App settings (console)
On the app detail page you configure:
- Webhook URL — where
email.classifiedevents are POSTed. Must behttps;httpis allowed only forlocalhost. Leave empty to disable push and poll the gateway instead. - Redirect URIs — the allowed
redirectUrivalues for the Connect flow. A mismatch is rejected before the consent screen renders. - Requested scopes — the default scopes your Connect button asks for (catalog slugs).
- Profile — display name, description, logo, vendor, and category, shown on the consent screen and in the app directory.

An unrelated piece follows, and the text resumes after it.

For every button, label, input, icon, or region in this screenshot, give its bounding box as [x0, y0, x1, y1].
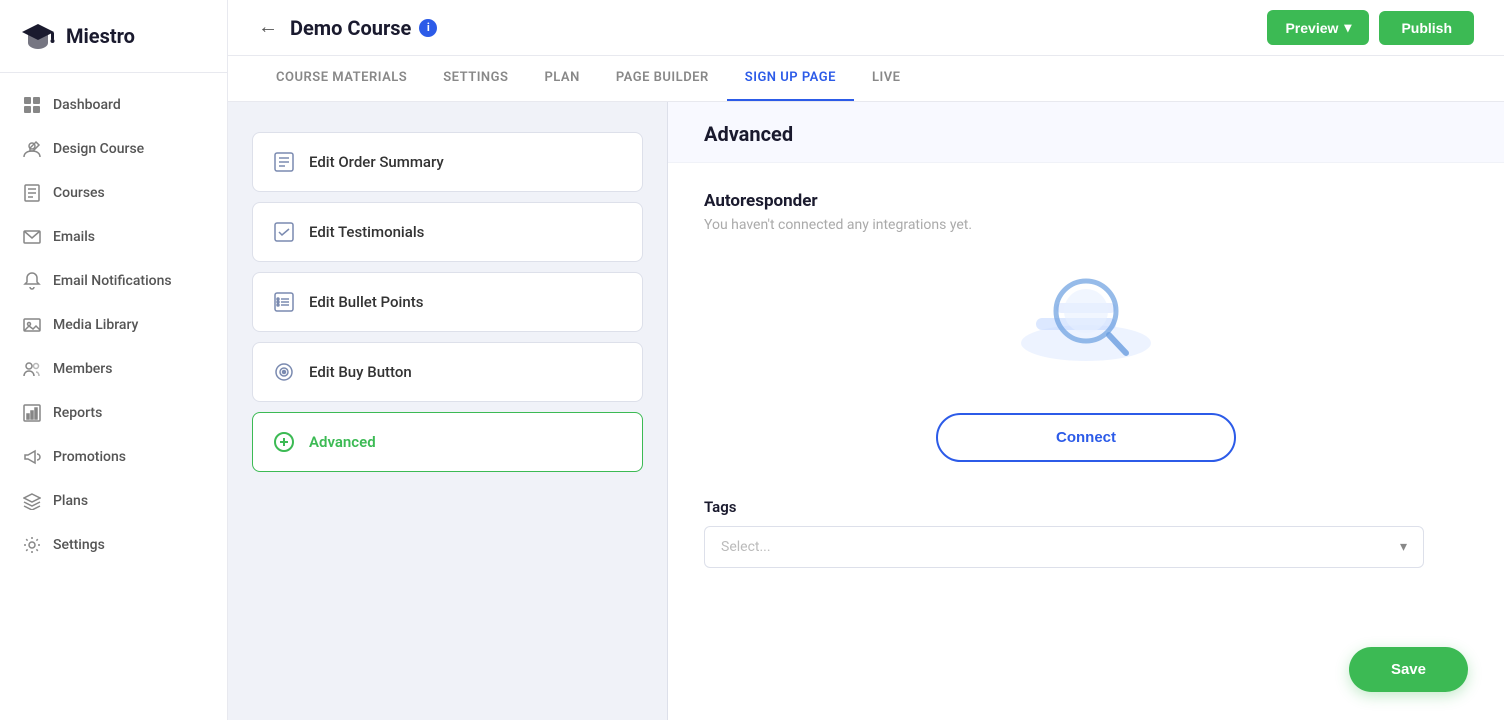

- Verification — request Thread Verified to drop the "unverified app" notice on consent. Until then your app still works.
Scopes
Scopes are slugs from the classification catalog — a versioned tree of categories, each with labels. Browse the full reference — every category and label, what each grants, and example matches — on the scope catalog page, or fetch it as JSON any time:
curl https://api.jointhread.com/catalog{
"version": 3,
"categories": [
{
"slug": "financial",
"displayName": "Financial",
"description": "Receipts, invoices, statements…",
"labels": [
{
"slug": "receipt",
"displayName": "Receipt",
"description": "Proof of a completed payment…",
"examples": ["amazon.com — \"Your Amazon.com order receipt\""]
}
]
}
]
}The scopes you request seed the filter on the consent screen. What the user approves — possibly narrower — is the grant your app actually holds.
Beyond catalog slugs, two calendar data-source scopes are requestable: calendar.read
and calendar.write. They're distinct from the calendar email category (meeting-invite
mail) and gate the calendar API rather than the mail filter; the user
approves each one individually on the consent screen.
Pagination
messages.list is cursor-paginated: up to 100 messages per page (default 50). Pass the
previous response's nextCursor back as cursor for the next page — it's opaque; never
parse or construct it. nextCursor: null means the last page. Each page is one
rate-counted, audited gateway call.
let cursor: string | undefined;
do {
const page = await thread.messages.list({ accountId, fromDomain: 'amazon.com', limit: 100, cursor });
handle(page.messages);
cursor = page.nextCursor ?? undefined;
} while (cursor);
// Or lazily — break early to stop fetching pages:
for await (const msg of thread.messages.iterate({ accountId, fromDomain: 'amazon.com' })) {
handle(msg);
}Filters
When listing messages you can pass a structured filter Expression. The SDK sends it
base64-encoded for you; you build it as a tree:
const { messages } = await thread.messages.list({
accountId,
filter: {
kind: 'and',
clauses: [
{ kind: 'predicate', field: 'fromDomain', operator: 'eq', value: 'amazon.com' },
{ kind: 'predicate', field: 'labels', operator: 'contains', value: 'receipts' },
],
},
});An Expression is one of:
| Kind | Shape |
|---|---|
and / or | { kind, clauses: Expression[] } |
not | { kind: 'not', expr: Expression } |
predicate | { kind: 'predicate', field, operator, value } |
In this phase a sender domain is required to list. Pass fromDomain, or include a
fromDomain eq predicate in your filter — otherwise the gateway returns
400 VALIDATION_ERROR.
Grant constraints
Users (not developers) can attach constraints to a grant. You don't set these, but you must handle the responses they produce, so your integration degrades gracefully:
| Constraint | Effect on your calls |
|---|---|
Expiry (expiresAt) | After it passes, calls return 403 FORBIDDEN. |
Daily rate limit (rateLimitPerDay) | Once exceeded, calls return 429 RATE_LIMITED until the next UTC day. |
| Schedule (days + hour window) | Outside the window, calls return 403 FORBIDDEN. |
Surface these to your user as "reconnect" or "access paused" states rather than hard errors. See Errors & rate limits.
Sandbox mode
A new app starts in sandbox. Sandbox apps can exercise the full signature and webhook path using Send test webhook (a real, signed sample payload) without a live mailbox — ideal for building and testing your handler before connecting real accounts.